The Iranian poetess Táhirih was the first modern woman to undertake Qur'anic exegesis. Born and raised in a traditional Muslim family, she would later become a prominent member of the Bábí Faith, during which time she openly denounced polygyny, the wearing of the veil and other restraints put upon women. One of her most notable quotes is her final utterance prior to her execution, "You can kill me as soon as you like, but you cannot stop the emancipation of women."

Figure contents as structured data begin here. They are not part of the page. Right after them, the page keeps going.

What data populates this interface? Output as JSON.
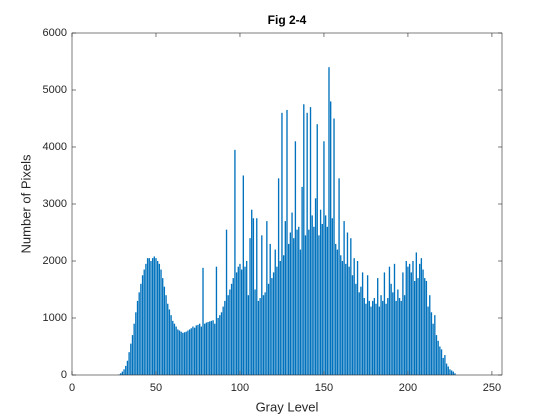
{
  "chart_data": {
    "type": "bar",
    "title": "Fig 2-4",
    "xlabel": "Gray Level",
    "ylabel": "Number of Pixels",
    "color": "#0072bd",
    "x": [
      25,
      26,
      27,
      28,
      29,
      30,
      31,
      32,
      33,
      34,
      35,
      36,
      37,
      38,
      39,
      40,
      41,
      42,
      43,
      44,
      45,
      46,
      47,
      48,
      49,
      50,
      51,
      52,
      53,
      54,
      55,
      56,
      57,
      58,
      59,
      60,
      61,
      62,
      63,
      64,
      65,
      66,
      67,
      68,
      69,
      70,
      71,
      72,
      73,
      74,
      75,
      76,
      77,
      78,
      79,
      80,
      81,
      82,
      83,
      84,
      85,
      86,
      87,
      88,
      89,
      90,
      91,
      92,
      93,
      94,
      95,
      96,
      97,
      98,
      99,
      100,
      101,
      102,
      103,
      104,
      105,
      106,
      107,
      108,
      109,
      110,
      111,
      112,
      113,
      114,
      115,
      116,
      117,
      118,
      119,
      120,
      121,
      122,
      123,
      124,
      125,
      126,
      127,
      128,
      129,
      130,
      131,
      132,
      133,
      134,
      135,
      136,
      137,
      138,
      139,
      140,
      141,
      142,
      143,
      144,
      145,
      146,
      147,
      148,
      149,
      150,
      151,
      152,
      153,
      154,
      155,
      156,
      157,
      158,
      159,
      160,
      161,
      162,
      163,
      164,
      165,
      166,
      167,
      168,
      169,
      170,
      171,
      172,
      173,
      174,
      175,
      176,
      177,
      178,
      179,
      180,
      181,
      182,
      183,
      184,
      185,
      186,
      187,
      188,
      189,
      190,
      191,
      192,
      193,
      194,
      195,
      196,
      197,
      198,
      199,
      200,
      201,
      202,
      203,
      204,
      205,
      206,
      207,
      208,
      209,
      210,
      211,
      212,
      213,
      214,
      215,
      216,
      217,
      218,
      219,
      220,
      221,
      222,
      223,
      224,
      225,
      226,
      227,
      228,
      229
    ],
    "values": [
      0,
      0,
      0,
      10,
      30,
      60,
      100,
      160,
      250,
      400,
      550,
      700,
      900,
      1100,
      1300,
      1450,
      1600,
      1750,
      1850,
      1950,
      2050,
      2050,
      2000,
      2050,
      2080,
      2050,
      2000,
      1950,
      1850,
      1700,
      1550,
      1400,
      1250,
      1150,
      1050,
      950,
      900,
      850,
      800,
      780,
      760,
      740,
      750,
      760,
      780,
      800,
      820,
      850,
      830,
      870,
      880,
      900,
      850,
      1880,
      900,
      920,
      930,
      940,
      950,
      960,
      900,
      1900,
      1000,
      1050,
      1100,
      1200,
      1300,
      2550,
      1400,
      1500,
      1600,
      1700,
      3950,
      1800,
      1900,
      1950,
      1850,
      3500,
      1900,
      2000,
      1400,
      2400,
      2900,
      2750,
      1500,
      2750,
      1300,
      1350,
      2450,
      1400,
      1450,
      2700,
      1600,
      2300,
      1700,
      1800,
      2200,
      1900,
      3450,
      2000,
      4600,
      2100,
      2700,
      4650,
      2300,
      2500,
      2850,
      2400,
      4100,
      2550,
      2600,
      2200,
      3300,
      4750,
      2450,
      4600,
      2550,
      4700,
      2800,
      2600,
      3100,
      4400,
      2450,
      2900,
      2650,
      4100,
      2800,
      2600,
      5400,
      4800,
      2750,
      4500,
      2300,
      2200,
      3450,
      2100,
      2000,
      2700,
      1950,
      2500,
      1900,
      2400,
      1750,
      2050,
      1600,
      2000,
      1450,
      1550,
      1800,
      1350,
      1250,
      1750,
      1300,
      1200,
      1300,
      1350,
      1250,
      1700,
      1200,
      1400,
      1300,
      1800,
      1250,
      1350,
      1900,
      1600,
      1450,
      1950,
      1300,
      1500,
      1350,
      1300,
      1800,
      1400,
      2000,
      1900,
      1950,
      1800,
      2000,
      1650,
      2150,
      1700,
      1950,
      2050,
      1850,
      1700,
      1650,
      1200,
      1400,
      1100,
      900,
      1050,
      700,
      600,
      500,
      450,
      300,
      350,
      200,
      150,
      100,
      80,
      60,
      30,
      0
    ],
    "xlim": [
      0,
      256
    ],
    "xticks": [
      0,
      50,
      100,
      150,
      200,
      250
    ],
    "ylim": [
      0,
      6000
    ],
    "yticks": [
      0,
      1000,
      2000,
      3000,
      4000,
      5000,
      6000
    ]
  }
}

Egyptian jurist Qasim Amin, the author of the 1899 pioneering book Women's Liberation (Tahrir al-Mar'a), is often described as the father of the Egyptian feminist movement. In his work, Amin criticized some of the practices prevalent in his society at the time, such as polygyny, the veil, and purdah, i.e. sex segregation in Islam. He condemned them as un-Islamic and contradictory to the true spirit of Islam. His work had an enormous influence on women's political movements throughout the Islamic and Arab world, and is read and cited today.

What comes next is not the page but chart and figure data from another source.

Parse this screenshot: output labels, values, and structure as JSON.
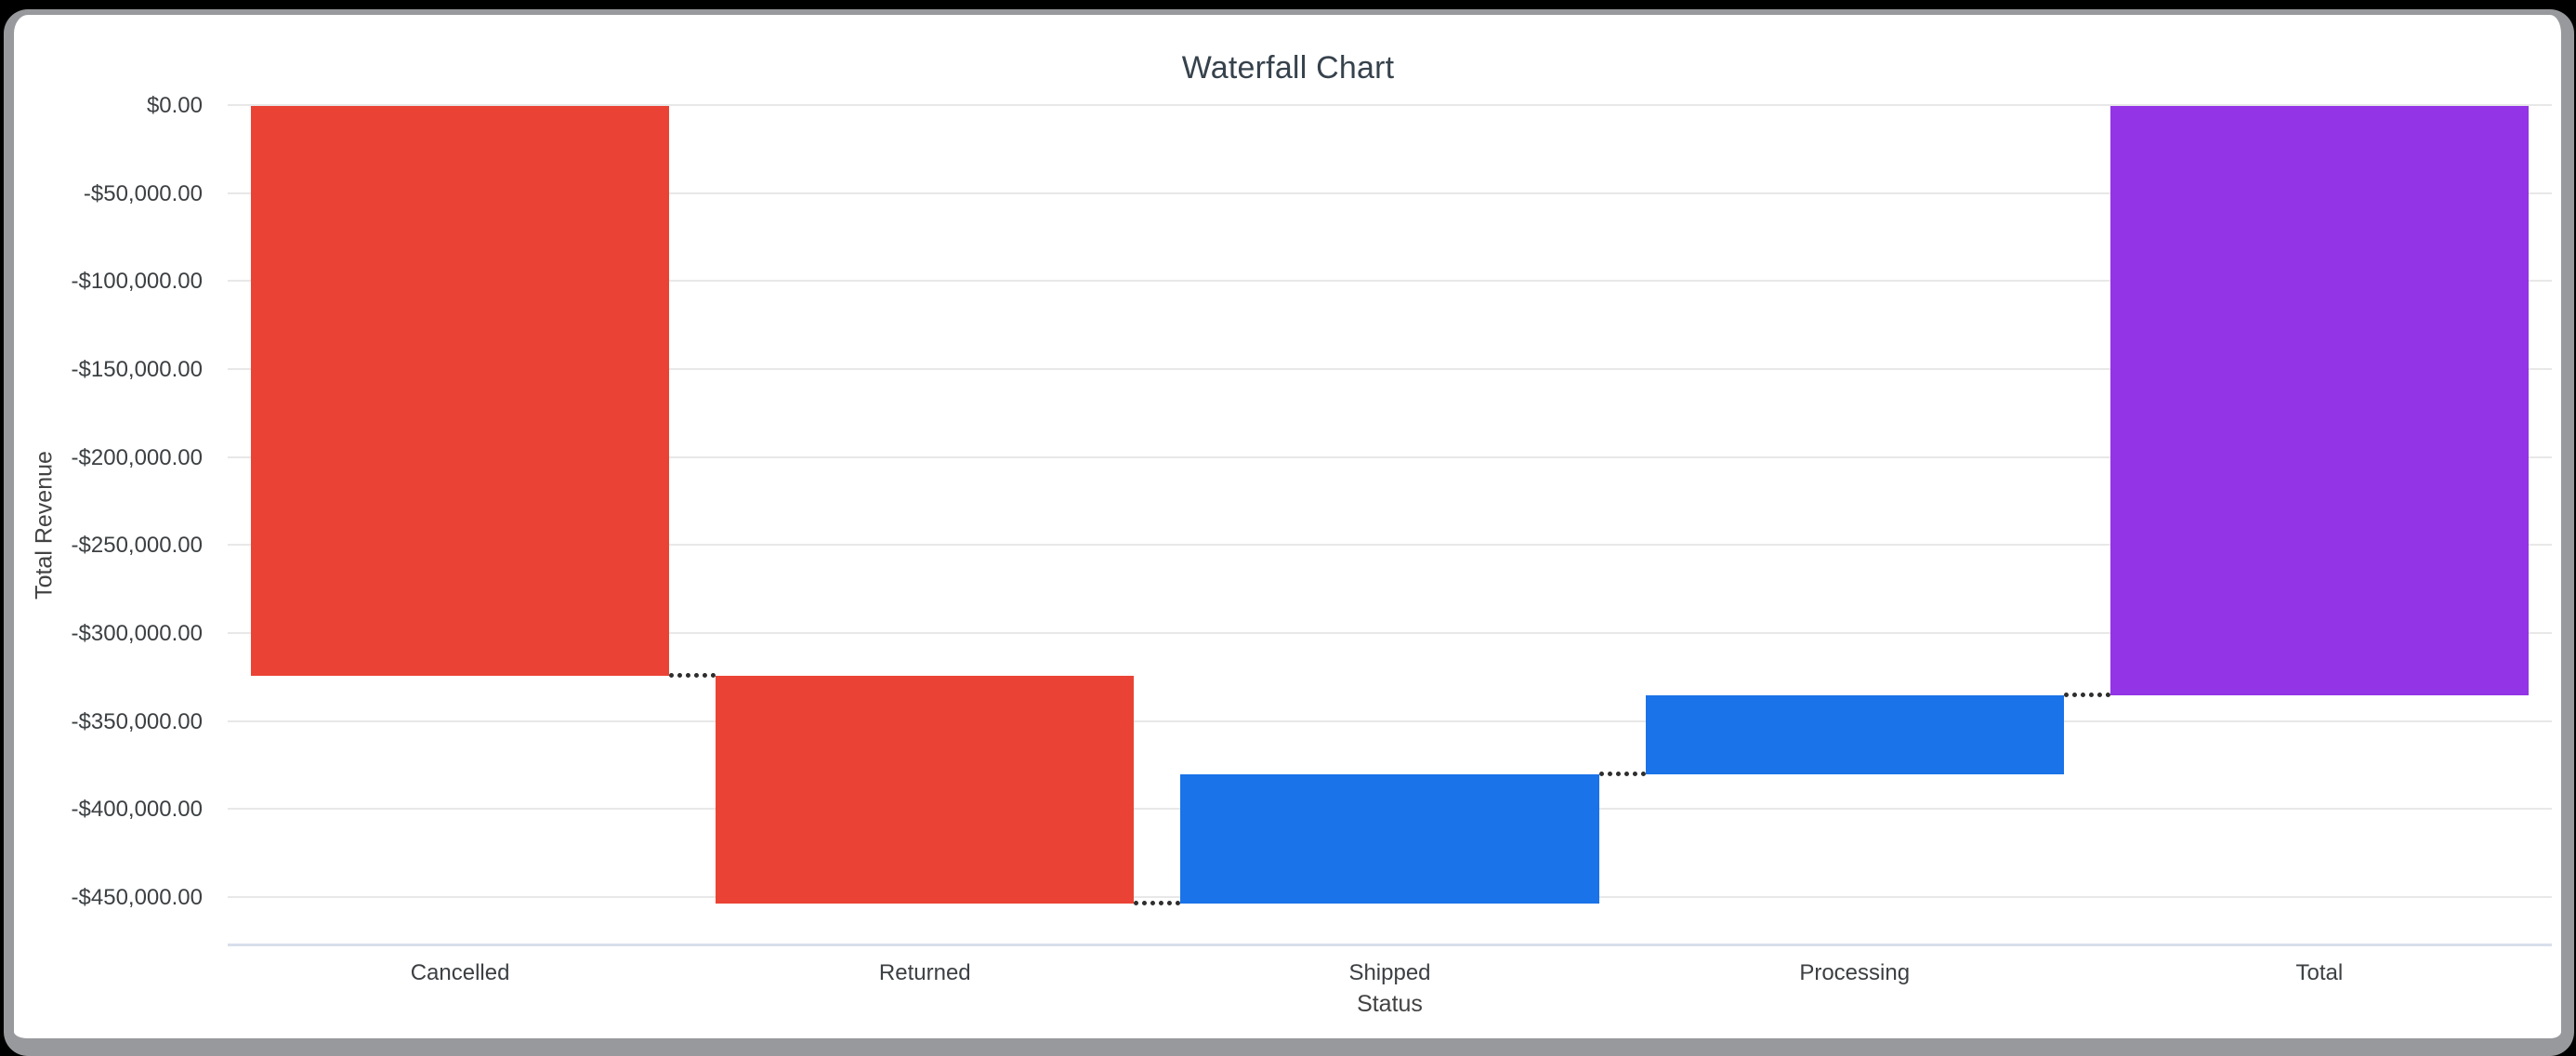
{
  "window": {
    "backdrop_color": "#000000",
    "frame_color": "#97999c",
    "content_background": "#ffffff"
  },
  "chart_data": {
    "type": "bar",
    "subtype": "waterfall",
    "title": "Waterfall Chart",
    "xlabel": "Status",
    "ylabel": "Total Revenue",
    "categories": [
      "Cancelled",
      "Returned",
      "Shipped",
      "Processing",
      "Total"
    ],
    "bars": [
      {
        "category": "Cancelled",
        "start": 0,
        "end": -324000,
        "value": -324000,
        "kind": "decrease"
      },
      {
        "category": "Returned",
        "start": -324000,
        "end": -453300,
        "value": -129300,
        "kind": "decrease"
      },
      {
        "category": "Shipped",
        "start": -453300,
        "end": -380000,
        "value": 73300,
        "kind": "increase"
      },
      {
        "category": "Processing",
        "start": -380000,
        "end": -334700,
        "value": 45300,
        "kind": "increase"
      },
      {
        "category": "Total",
        "start": 0,
        "end": -334700,
        "value": -334700,
        "kind": "total"
      }
    ],
    "colors": {
      "decrease": "#ea4335",
      "increase": "#1a73e8",
      "total": "#9334e6",
      "gridline": "#e8e8e8",
      "axis_line": "#d8dfeb",
      "connector": "#2e2e2e",
      "title_text": "#36424c",
      "tick_text": "#3c4043"
    },
    "y_axis": {
      "max": 0,
      "min": -477000,
      "tick_step": -50000,
      "tick_values": [
        0,
        -50000,
        -100000,
        -150000,
        -200000,
        -250000,
        -300000,
        -350000,
        -400000,
        -450000
      ],
      "tick_labels": [
        "$0.00",
        "-$50,000.00",
        "-$100,000.00",
        "-$150,000.00",
        "-$200,000.00",
        "-$250,000.00",
        "-$300,000.00",
        "-$350,000.00",
        "-$400,000.00",
        "-$450,000.00"
      ]
    },
    "x_axis": {
      "labels": [
        "Cancelled",
        "Returned",
        "Shipped",
        "Processing",
        "Total"
      ]
    },
    "grid": true,
    "legend": false,
    "connectors": "dotted"
  }
}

Despite Qasim Amin's effects on modern-day Islamic feminist movements, present-day scholar Leila Ahmed considers his works both androcentric and colonialist. Muhammad 'Abdu, an Egyptian nationalist, could easily have written the chapters of his work that show honest considerations of the negative effects of the veil on women. Amin even posed many male-centered misconceptions about women, such as their inability to experience love, that women needlessly (when they had very good reason to) talk about their husbands outside their presence, and that Muslim marriage is based on ignorance and sensuality, of which women were the chief source.
Less known, however, are the women who preceded Amin in their feminist critique of their societies. The women's press in Egypt started voicing such concerns since its very first issues in 1892. Egyptian, Turkish, Iranian, Syrian and Lebanese women and men had been reading European feminist magazines even a decade earlier, and discussed their relevance to the Middle East in the general press.
Recently Islamic feminists have begun advocating for equality in the mosque and equality in prayer.